The clock’s ticking down for smokers in Jeffersonville.
How will Jeffersonville greet ban on smoking?, by Dale Moss (columnist, Courier-Journal).
Chris Smith figures some old Come Back Inn customers will go and some new ones will come. Might break even, Smith guesses …
… "To be told what I can do and can't do, in my own building, is just wrong," he said, tending bar early on a recent evening.
The (Jeffersonville smoking) ban covers most workplaces, restaurants, public buildings and stores. Private residences, bars and outdoor areas will be exempt.
The new law takes effect on June 14.
Although I understand where Chris is coming from, it remains that we are told more often than not what to do and not do in our own buildings. Among others, there are alcohol laws, health department laws and employment fairness laws.

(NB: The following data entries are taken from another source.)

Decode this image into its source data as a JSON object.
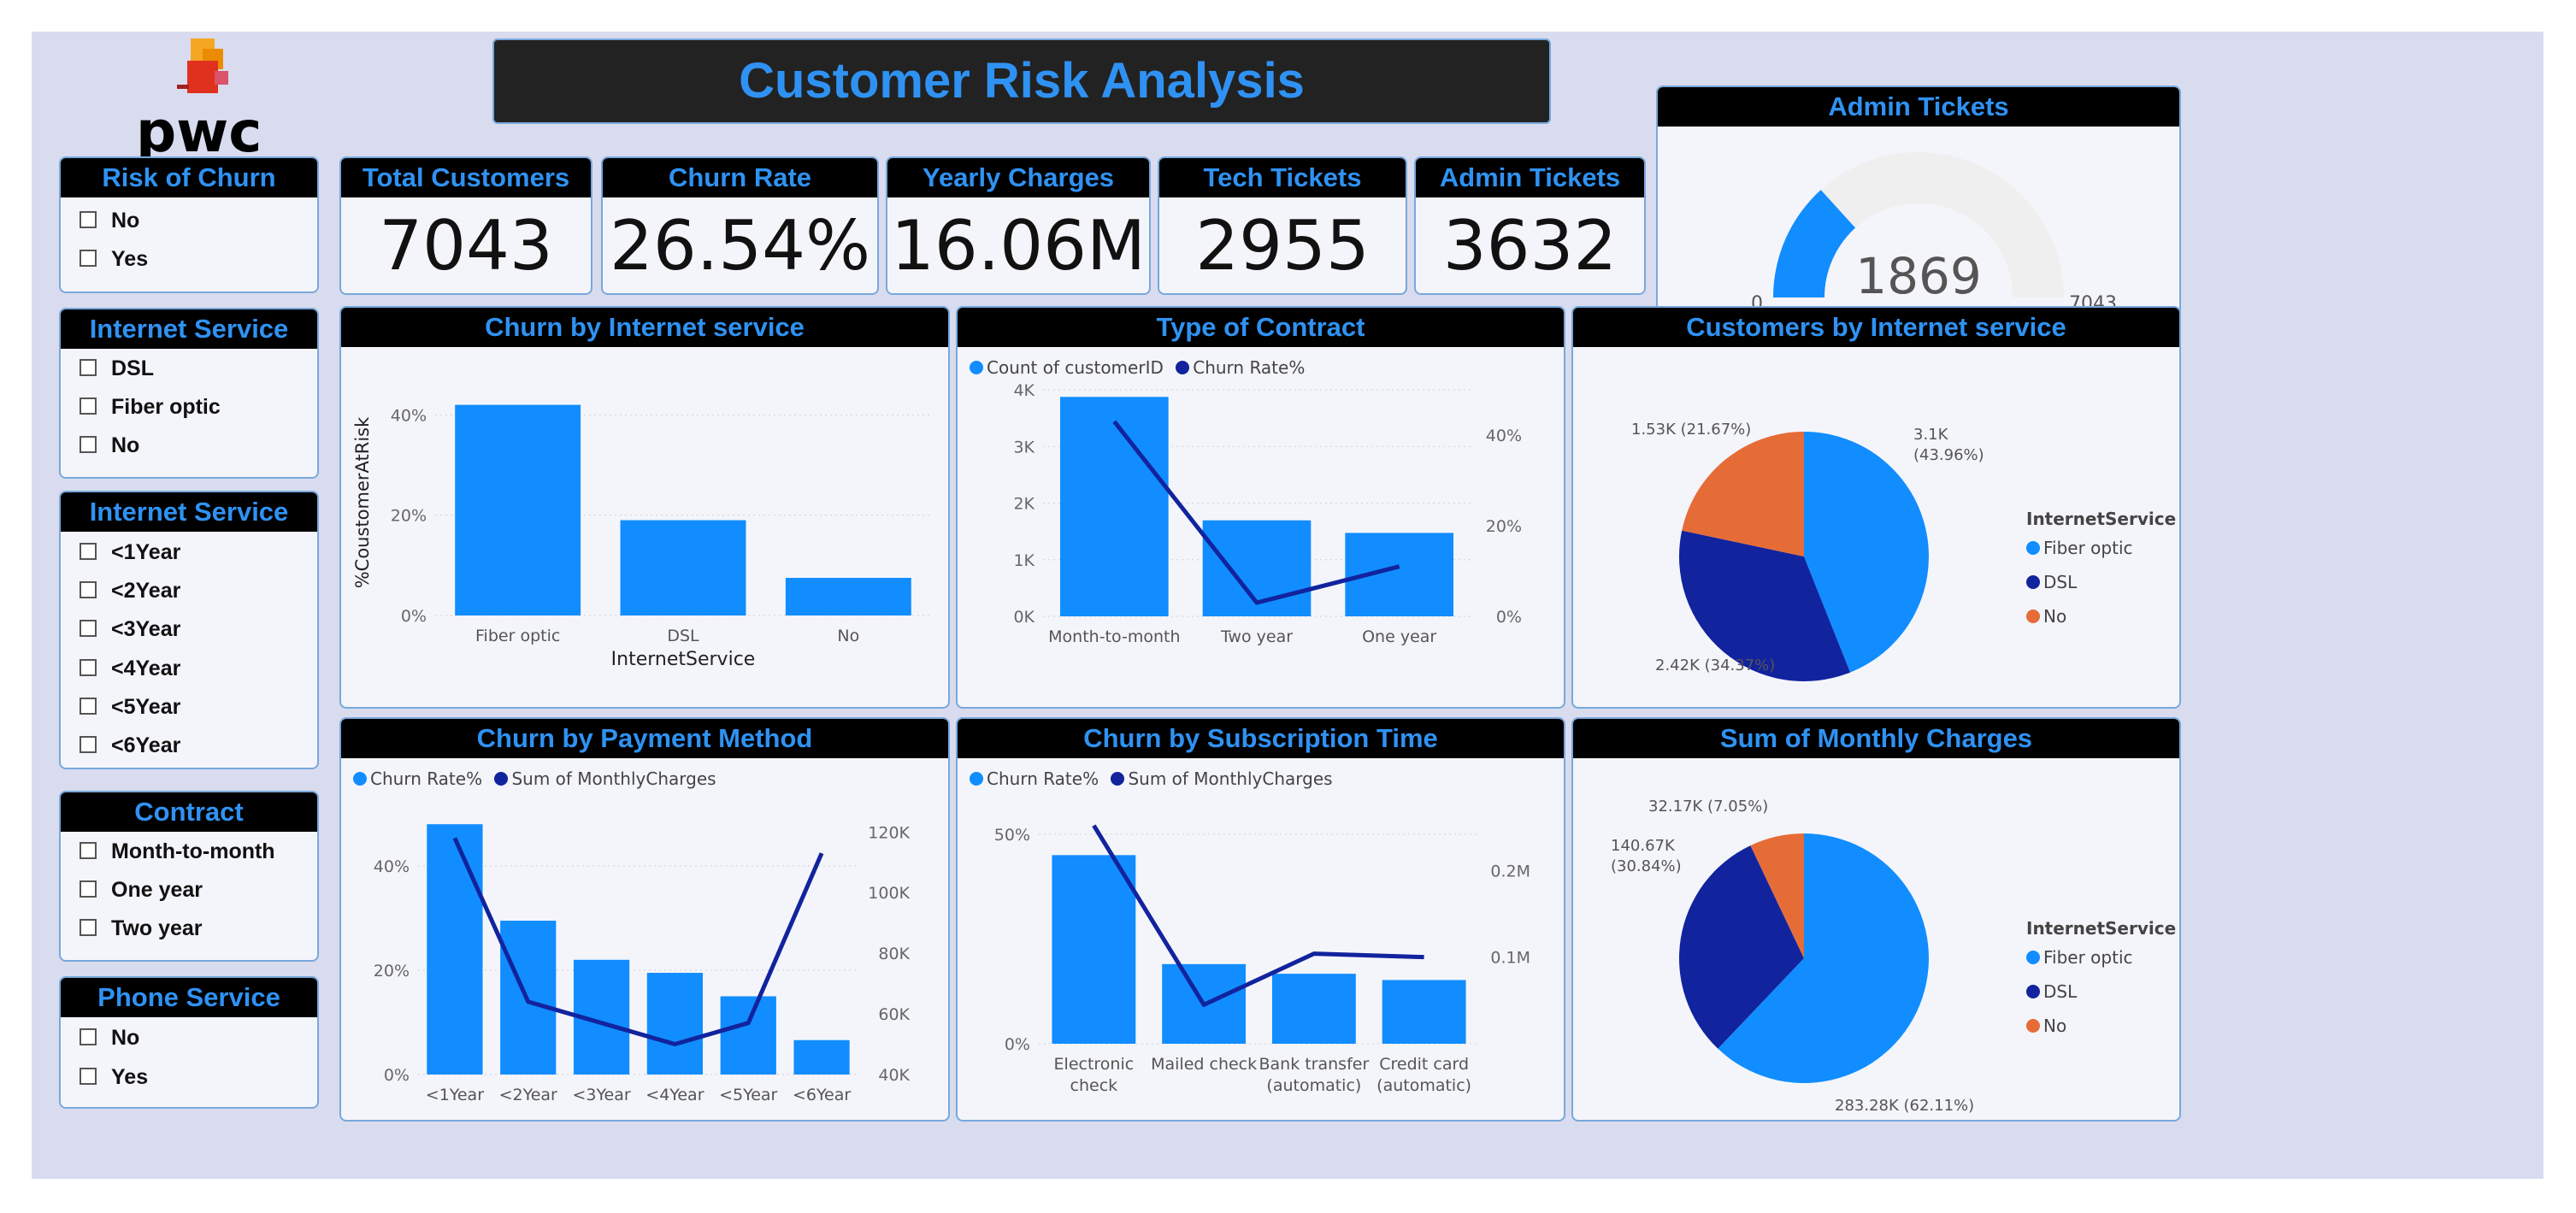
{
  "title": "Customer Risk Analysis",
  "logo": {
    "text": "pwc"
  },
  "colors": {
    "bar": "#118dff",
    "line": "#12239e",
    "orange": "#e66c37",
    "header_bg": "#000000",
    "header_text": "#2f92f3",
    "gauge_track": "#efefef"
  },
  "slicers": [
    {
      "title": "Risk of Churn",
      "items": [
        "No",
        "Yes"
      ]
    },
    {
      "title": "Internet Service",
      "items": [
        "DSL",
        "Fiber optic",
        "No"
      ]
    },
    {
      "title": "Internet Service",
      "items": [
        "<1Year",
        "<2Year",
        "<3Year",
        "<4Year",
        "<5Year",
        "<6Year"
      ]
    },
    {
      "title": "Contract",
      "items": [
        "Month-to-month",
        "One year",
        "Two year"
      ]
    },
    {
      "title": "Phone Service",
      "items": [
        "No",
        "Yes"
      ]
    }
  ],
  "kpis": [
    {
      "label": "Total Customers",
      "value": "7043"
    },
    {
      "label": "Churn Rate",
      "value": "26.54%"
    },
    {
      "label": "Yearly Charges",
      "value": "16.06M"
    },
    {
      "label": "Tech Tickets",
      "value": "2955"
    },
    {
      "label": "Admin Tickets",
      "value": "3632"
    }
  ],
  "gauge": {
    "title": "Admin Tickets",
    "value": 1869,
    "value_label": "1869",
    "min": 0,
    "min_label": "0",
    "max": 7043,
    "max_label": "7043"
  },
  "chart_data": [
    {
      "id": "churn_by_internet",
      "type": "bar",
      "title": "Churn by Internet service",
      "xlabel": "InternetService",
      "ylabel": "%CoustomerAtRisk",
      "categories": [
        "Fiber optic",
        "DSL",
        "No"
      ],
      "values": [
        42,
        19,
        7.5
      ],
      "ylim": [
        0,
        45
      ],
      "yticks": [
        {
          "v": 0,
          "label": "0%"
        },
        {
          "v": 20,
          "label": "20%"
        },
        {
          "v": 40,
          "label": "40%"
        }
      ]
    },
    {
      "id": "type_of_contract",
      "type": "bar",
      "title": "Type of Contract",
      "legend": [
        {
          "name": "Count of customerID",
          "color": "#118dff"
        },
        {
          "name": "Churn Rate%",
          "color": "#12239e"
        }
      ],
      "categories": [
        "Month-to-month",
        "Two year",
        "One year"
      ],
      "series": [
        {
          "name": "Count of customerID",
          "kind": "bar",
          "axis": "left",
          "values": [
            3875,
            1695,
            1473
          ]
        },
        {
          "name": "Churn Rate%",
          "kind": "line",
          "axis": "right",
          "values": [
            43,
            3,
            11
          ]
        }
      ],
      "ylim": [
        0,
        4000
      ],
      "y2lim": [
        0,
        50
      ],
      "yticks": [
        {
          "v": 0,
          "label": "0K"
        },
        {
          "v": 1000,
          "label": "1K"
        },
        {
          "v": 2000,
          "label": "2K"
        },
        {
          "v": 3000,
          "label": "3K"
        },
        {
          "v": 4000,
          "label": "4K"
        }
      ],
      "y2ticks": [
        {
          "v": 0,
          "label": "0%"
        },
        {
          "v": 20,
          "label": "20%"
        },
        {
          "v": 40,
          "label": "40%"
        }
      ]
    },
    {
      "id": "customers_by_internet",
      "type": "pie",
      "title": "Customers by Internet service",
      "legend_title": "InternetService",
      "slices": [
        {
          "name": "Fiber optic",
          "value": 3096,
          "label": "3.1K (43.96%)",
          "color": "#118dff"
        },
        {
          "name": "DSL",
          "value": 2421,
          "label": "2.42K (34.37%)",
          "color": "#12239e"
        },
        {
          "name": "No",
          "value": 1526,
          "label": "1.53K (21.67%)",
          "color": "#e66c37"
        }
      ]
    },
    {
      "id": "churn_by_payment",
      "type": "bar",
      "title": "Churn by Payment Method",
      "legend": [
        {
          "name": "Churn Rate%",
          "color": "#118dff"
        },
        {
          "name": "Sum of MonthlyCharges",
          "color": "#12239e"
        }
      ],
      "categories": [
        "<1Year",
        "<2Year",
        "<3Year",
        "<4Year",
        "<5Year",
        "<6Year"
      ],
      "series": [
        {
          "name": "Churn Rate%",
          "kind": "bar",
          "axis": "left",
          "values": [
            48,
            29.5,
            22,
            19.5,
            15,
            6.6
          ]
        },
        {
          "name": "Sum of MonthlyCharges",
          "kind": "line",
          "axis": "right",
          "values": [
            118000,
            64000,
            57000,
            50000,
            57000,
            113000
          ]
        }
      ],
      "ylim": [
        0,
        50
      ],
      "y2lim": [
        40000,
        126000
      ],
      "yticks": [
        {
          "v": 0,
          "label": "0%"
        },
        {
          "v": 20,
          "label": "20%"
        },
        {
          "v": 40,
          "label": "40%"
        }
      ],
      "y2ticks": [
        {
          "v": 40000,
          "label": "40K"
        },
        {
          "v": 60000,
          "label": "60K"
        },
        {
          "v": 80000,
          "label": "80K"
        },
        {
          "v": 100000,
          "label": "100K"
        },
        {
          "v": 120000,
          "label": "120K"
        }
      ]
    },
    {
      "id": "churn_by_subscription",
      "type": "bar",
      "title": "Churn by Subscription Time",
      "legend": [
        {
          "name": "Churn Rate%",
          "color": "#118dff"
        },
        {
          "name": "Sum of MonthlyCharges",
          "color": "#12239e"
        }
      ],
      "categories": [
        "Electronic check",
        "Mailed check",
        "Bank transfer (automatic)",
        "Credit card (automatic)"
      ],
      "series": [
        {
          "name": "Churn Rate%",
          "kind": "bar",
          "axis": "left",
          "values": [
            45,
            19,
            16.7,
            15.2
          ]
        },
        {
          "name": "Sum of MonthlyCharges",
          "kind": "line",
          "axis": "right",
          "values": [
            252000,
            45000,
            104000,
            100000
          ]
        }
      ],
      "ylim": [
        0,
        62
      ],
      "y2lim": [
        0,
        300000
      ],
      "yticks": [
        {
          "v": 0,
          "label": "0%"
        },
        {
          "v": 50,
          "label": "50%"
        }
      ],
      "y2ticks": [
        {
          "v": 100000,
          "label": "0.1M"
        },
        {
          "v": 200000,
          "label": "0.2M"
        }
      ]
    },
    {
      "id": "sum_monthly_charges",
      "type": "pie",
      "title": "Sum of Monthly Charges",
      "legend_title": "InternetService",
      "slices": [
        {
          "name": "Fiber optic",
          "value": 283280,
          "label": "283.28K (62.11%)",
          "color": "#118dff"
        },
        {
          "name": "DSL",
          "value": 140670,
          "label": "140.67K (30.84%)",
          "color": "#12239e"
        },
        {
          "name": "No",
          "value": 32170,
          "label": "32.17K (7.05%)",
          "color": "#e66c37"
        }
      ]
    }
  ]
}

I doubt whether well-intentioned restaurant owners who advance this argument are seriously advocating that we abandon these regulatory modifications of free enterprise, many of which serve undoubtedly useful purposes and are accepted as a condition of doing business.
Ironically, smoking rights advocates correctly note that smoking is a legal activity, but seldom is it mentioned that beverage alcohol is legal, too – and subject to enough rules and restrictions to produce a guide the size of a phonebook.
What’s next, you ask?
What!!
No … say it ain’t true … not goose liver pate?
A ban on foie gras? Could this really be Chicago?, by Amanda Paulson (staff writer of The Christian Science Monitor).
News readers in the Windy City this fall might be forgiven for thinking they've stumbled into California by mistake.
Last week the city council approved a far-reaching smoking ban; now, they're following in California's footsteps again as they consider outlawing another un-PC indulgence: foie gras.
Aficionados, get thee to France and Hungary -- unless, of course, the EU hasn't already followed the broad shouldered city's lead.